Businessman John Magnier has lost a High Court case over the sale of the 750 acre Barne Estate in Tipperary.
The billionaire had claimed that he had reached a deal in August 2023 with owner Richard Thompson-Moore to buy the estate for €15 million.
In a judgment issued this afternoon, Mr Justice Max Barret ruled that he had “sought to hold the defendants to terms that on the evidence were never agreed, under contracts that were never made”.
Judge Barrett said neither the alleged land-sale agreement nor the alleged option agreement were ever concluded and there was no breach of an exclusivity agreement as claimed by Mr Magnier. The judge said the case taken by Mr Magnier “does and must fail in its entirety”.
In case lasting more than 19 days, John Magnier wanted the High Court to enforce a deal he claimed he sealed with Richard Thomson-Moore with a €15m handshake agreement for the 751-acre Tipperary estate on 22 August, 2023, at Mr Magnier’s Coolmore home.
He sued Mr Thomson-Moore and Barne Estate Ltd over the collapse of the purchase and said the agreement he had reached was legally binding. The estate had been owned by the Thomson-Moore family for generations and was held in a trust.
Mr Thompson Moore denied that any deal was agreed and after the lapse of an exclusivity agreement with Mr Magnier, a New York-based millionaire Maurice Regan offered €22.5 million for the estate.
The case lasted 19 days and is likely to run to millions of euro in legal costs which will be decided at a later date.
In his judgment today, Judge Barrett said Mr Magnier had claimed that oral agreements he reached with the owners of the estate were finalised and not merely discussed during a kitchen table meeting at Coolmore House, the home of Mr Magnier on 22 August 2023.
He noted the defendants denied this and said no binding agreement was reached. The judge found there was no oral contract reached and therefore no legally binding subsequent documentation.
Judge Barret also found that the exclusivity agreement entered into nine days after the Coolmore meeting expressly contemplated that no binding sale agreement was in place.
The judge said the existence and terms of that document were “fundamentally at odds with the plaintiffs’ theory that a concluded sale agreement had already been made”.
Judge Barrett said all factual findings in his judgment were made on the balance of probabilities, “having assessed the credibility, reliability and consistency of each witness along with the contemporaneous documentary record”.

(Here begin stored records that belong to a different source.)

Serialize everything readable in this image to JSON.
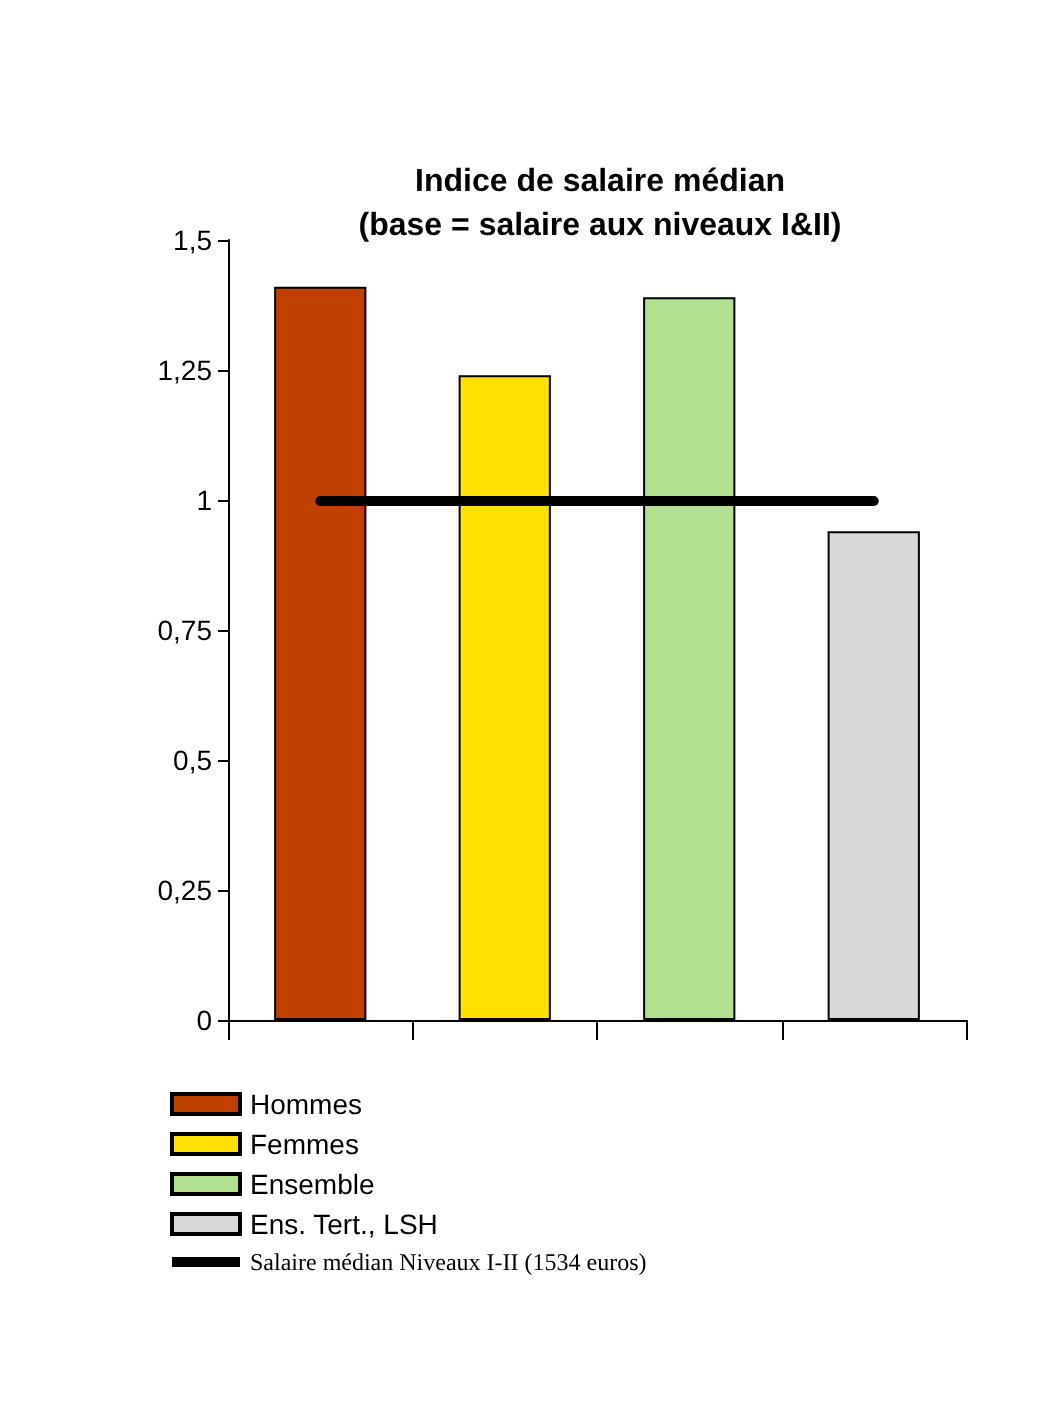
{
  "chart_data": {
    "type": "bar",
    "title": "Indice de salaire médian",
    "subtitle": "(base = salaire aux niveaux I&II)",
    "categories": [
      null,
      null,
      null,
      null
    ],
    "series": [
      {
        "name": "Hommes",
        "color": "#c04000",
        "values": [
          1.41,
          null,
          null,
          null
        ]
      },
      {
        "name": "Femmes",
        "color": "#ffe000",
        "values": [
          null,
          1.24,
          null,
          null
        ]
      },
      {
        "name": "Ensemble",
        "color": "#b0e090",
        "values": [
          null,
          null,
          1.39,
          null
        ]
      },
      {
        "name": "Ens. Tert., LSH",
        "color": "#d8d8d8",
        "values": [
          null,
          null,
          null,
          0.94
        ]
      }
    ],
    "ref_lines": [
      {
        "axis": "y",
        "value": 1,
        "label": "Salaire médian Niveaux I-II (1534 euros)",
        "color": "#000000",
        "line_style": "solid"
      }
    ],
    "ylim": [
      0,
      1.5
    ],
    "yticks": [
      0,
      {
        "value": 0.25,
        "label": "0,25"
      },
      {
        "value": 0.5,
        "label": "0,5"
      },
      {
        "value": 0.75,
        "label": "0,75"
      },
      1,
      {
        "value": 1.25,
        "label": "1,25"
      },
      {
        "value": 1.5,
        "label": "1,5"
      }
    ],
    "grid": false,
    "legend": "bottom",
    "stacked": true
  }
}
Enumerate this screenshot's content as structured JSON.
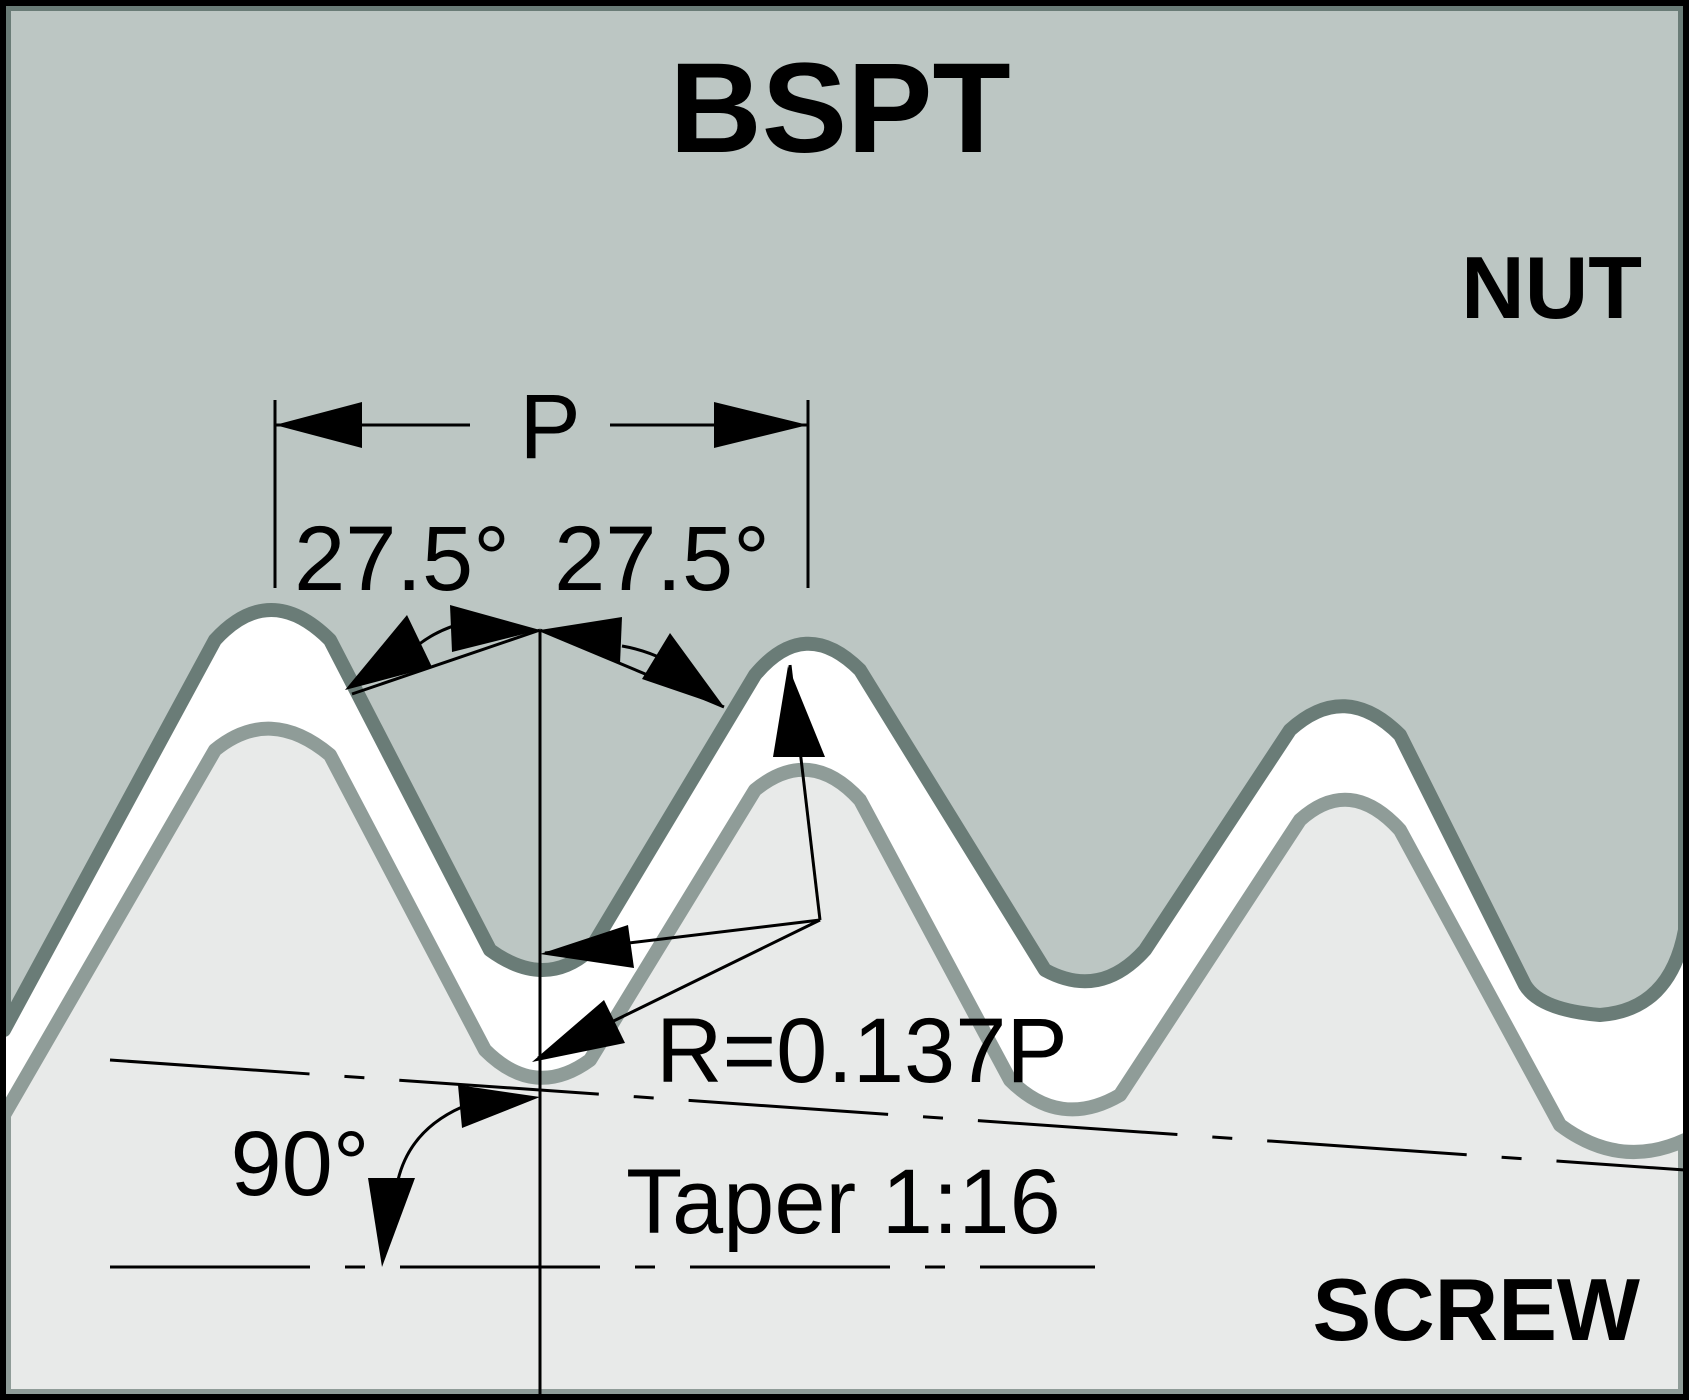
{
  "title": "BSPT",
  "nut_label": "NUT",
  "screw_label": "SCREW",
  "dimensions": {
    "pitch": "P",
    "flank_angle_left": "27.5°",
    "flank_angle_right": "27.5°",
    "radius": "R=0.137P",
    "right_angle": "90°",
    "taper": "Taper 1:16"
  },
  "colors": {
    "nut_fill": "#bcc6c3",
    "nut_edge": "#6a7c77",
    "screw_fill": "#e8eae9",
    "screw_edge": "#8f9c98",
    "gap": "#ffffff",
    "frame": "#000000"
  }
}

He said he attached the greatest weight to contemporaneous documents generated before the onset of the dispute as these were the most reliable guide.
He also said in parts, the plaintiffs’ accounts reflected a “progressive recasting of the facts” to suit their litigation position.
The judge said in essence the plaintiffs sought to hold the defendants to terms that on the evidence were never agreed, under contracts that were never made.
He said the contemporaneous documents and objective conduct of the parties overwhelmingly supported the defendant’s case that no binding agreement was made in August 2023 and that the plaintiffs’ account of the meeting as presented in multiple interactions was inconsistent in ways that could not be attributed to minor lapses of recollection.
The judge will hear from both sides at a later date on the issue of costs.